Its report claimed that the system used in England and Wales has changed little since 1989, with people serving community sentences or the last few months of jail terms having to wear ankle bracelets linked wirelessly to boxes in their homes, where they are kept under night curfew.

That still leaves some prolific offenders free to go out and commit crimes during daylight hours, without the authorities knowing where they are.

Policy Exchange proposes that the new contract to be signed by the Ministry of Justice and one or two private firms to run tagging schemes, worth as much as £3 billion, should be torn up in favour of more competition.

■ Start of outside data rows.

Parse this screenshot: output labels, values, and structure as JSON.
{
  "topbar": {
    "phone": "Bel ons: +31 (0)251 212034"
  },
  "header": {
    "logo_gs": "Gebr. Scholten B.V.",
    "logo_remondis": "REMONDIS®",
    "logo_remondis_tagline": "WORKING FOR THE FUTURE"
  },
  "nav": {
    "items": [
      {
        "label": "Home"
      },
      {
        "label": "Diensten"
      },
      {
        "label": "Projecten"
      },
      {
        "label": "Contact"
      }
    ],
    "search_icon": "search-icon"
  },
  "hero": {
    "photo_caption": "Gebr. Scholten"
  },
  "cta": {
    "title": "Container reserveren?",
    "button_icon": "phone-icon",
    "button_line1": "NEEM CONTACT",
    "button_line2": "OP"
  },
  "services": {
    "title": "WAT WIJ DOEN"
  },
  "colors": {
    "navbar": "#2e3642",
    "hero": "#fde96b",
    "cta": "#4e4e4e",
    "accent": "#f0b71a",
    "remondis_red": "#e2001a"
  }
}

The think tank also wants GPS tags to be used in future so that offenders can be followed 24 hours a day, enabling police to map their movements against reported crimes, or plot their locations in real time when responding to 999 calls to see if they were at the scene.

Under the proposed expansion of the scheme, the numbers being tagged could rise from 25,000 to 140,000 with suspects on bail, criminals given suspended sentences, and sex offenders included.

Policy Exchange said £963million had been spent on electronic monitoring over the past 13 years but criminal justice experts had not been allowed to help develop the service, with Serco and G4S enjoying a virtual monopoly.

It calculated that the core service works out at £13.14 a day in England and Wales, compared with £1.22 in the US. If the Government had followed the American model of letting local offender management teams carry out supervision, with private firms only providing hardware, as much as £883million could have been saved.

Policy Exchange said its surveys suggested as many as one in four police forces thinks the current regime is ineffective, with some officers calling it "expensive" and "unreliable".

Rory Geoghegan, the report's author, said: "As technology becomes ever more sophisticated our badly designed procurement system is preventing the police from preventing and detecting crime."